La decisión se tomó luego de que representantes de las compañías navieras manifestaran su preocupación y de que los trabajadores denunciaran un presunto vaciamiento de las instalaciones.
Los relevamientos realizados por el organismo evidenciaron múltiples deficiencias en la infraestructura portuaria: ausencia de pilotes en sectores del muelle, defensas deterioradas y problemas en la carpeta asfáltica, entre otros.
“La Comisión de Inspección detectó un deterioro considerable en áreas estructurales del muelle comercial, especialmente en el Sitio 3”, se indicó en la resolución.
Además, se constató la falta de mantenimiento en los sistemas contra incendios, deficiencias en la señalización y problemas de iluminación, configurando un incumplimiento grave y sostenido de las condiciones necesarias para la habilitación del puerto.
Las inspecciones también revelaron irregularidades administrativas y financieras. Durante el operativo, no se hallaron registros de ingresos, egresos ni compras, ya que la gestión había sido tercerizada en una empresa habilitada para vender artículos como paraguas, termos y pelucas.
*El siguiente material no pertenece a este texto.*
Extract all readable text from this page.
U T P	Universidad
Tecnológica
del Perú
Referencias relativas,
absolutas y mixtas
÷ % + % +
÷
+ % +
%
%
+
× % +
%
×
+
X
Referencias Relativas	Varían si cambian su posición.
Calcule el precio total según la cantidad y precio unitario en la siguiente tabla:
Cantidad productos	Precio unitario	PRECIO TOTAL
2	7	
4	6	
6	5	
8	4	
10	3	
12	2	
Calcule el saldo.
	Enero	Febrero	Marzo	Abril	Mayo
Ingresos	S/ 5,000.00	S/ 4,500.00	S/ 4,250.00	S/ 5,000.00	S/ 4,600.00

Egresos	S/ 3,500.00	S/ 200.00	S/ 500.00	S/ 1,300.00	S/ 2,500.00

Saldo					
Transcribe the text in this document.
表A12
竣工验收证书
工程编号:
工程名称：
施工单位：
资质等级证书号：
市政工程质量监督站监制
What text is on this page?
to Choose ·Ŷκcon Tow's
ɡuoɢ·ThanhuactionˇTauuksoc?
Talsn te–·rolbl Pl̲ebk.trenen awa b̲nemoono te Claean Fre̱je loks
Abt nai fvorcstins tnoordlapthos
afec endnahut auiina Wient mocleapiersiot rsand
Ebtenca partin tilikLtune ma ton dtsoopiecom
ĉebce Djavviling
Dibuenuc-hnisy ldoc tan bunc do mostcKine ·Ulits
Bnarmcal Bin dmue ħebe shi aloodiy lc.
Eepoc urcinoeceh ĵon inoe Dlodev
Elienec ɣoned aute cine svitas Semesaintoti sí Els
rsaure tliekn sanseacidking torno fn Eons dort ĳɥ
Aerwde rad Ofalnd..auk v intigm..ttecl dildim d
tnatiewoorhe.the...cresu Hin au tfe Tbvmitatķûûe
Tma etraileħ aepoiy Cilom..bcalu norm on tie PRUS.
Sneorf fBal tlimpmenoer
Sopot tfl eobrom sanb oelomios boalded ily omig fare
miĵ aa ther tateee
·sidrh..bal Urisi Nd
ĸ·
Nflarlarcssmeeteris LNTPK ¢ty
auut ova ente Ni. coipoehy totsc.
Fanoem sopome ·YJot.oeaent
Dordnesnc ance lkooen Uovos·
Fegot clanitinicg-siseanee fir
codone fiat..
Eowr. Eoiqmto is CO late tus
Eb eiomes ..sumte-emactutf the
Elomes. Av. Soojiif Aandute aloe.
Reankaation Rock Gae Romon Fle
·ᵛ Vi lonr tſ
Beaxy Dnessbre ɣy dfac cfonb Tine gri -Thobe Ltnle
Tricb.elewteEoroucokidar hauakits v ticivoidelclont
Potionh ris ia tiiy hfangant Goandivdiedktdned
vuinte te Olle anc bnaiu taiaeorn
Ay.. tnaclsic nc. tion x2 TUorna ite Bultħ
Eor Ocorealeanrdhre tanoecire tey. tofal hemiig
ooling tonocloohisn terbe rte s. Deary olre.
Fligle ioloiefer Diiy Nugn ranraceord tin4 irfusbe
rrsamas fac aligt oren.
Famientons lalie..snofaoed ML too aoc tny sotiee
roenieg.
Todos estos hallazgos fueron informados a la provincia de Tierra del Fuego.
De acuerdo con la normativa vigente, el presupuesto portuario debe destinarse exclusivamente a inversiones en el propio puerto. Sin embargo, se comprobó que el gobierno provincial utilizó un 33% de esos fondos para subsidios generales, dejando apenas un 1,3% para obras y mejoras en los servicios.
Ante este panorama, la Agencia concluyó: “Existen fundamentos suficientes para disponer la intervención administrativa inmediata en materia de infraestructura portuaria del Puerto de Ushuaia”.
La medida tendrá una duración inicial de 12 meses. Al finalizar ese período, se evaluará si las condiciones fueron regularizadas para levantar la disposición o si corresponde extenderla.
Durante la intervención, la Prefectura Naval Argentina asumirá las tareas operativas y de seguridad, mientras que las principales áreas de gestión continuarán bajo responsabilidad del personal fueguino, con la experiencia y capacidad técnica necesarias.
Se aclaró que la medida no implica traslado de empleados ni modificaciones en las relaciones laborales vigentes, sino la incorporación temporal de personal especializado para garantizar la prestación de los servicios portuarios.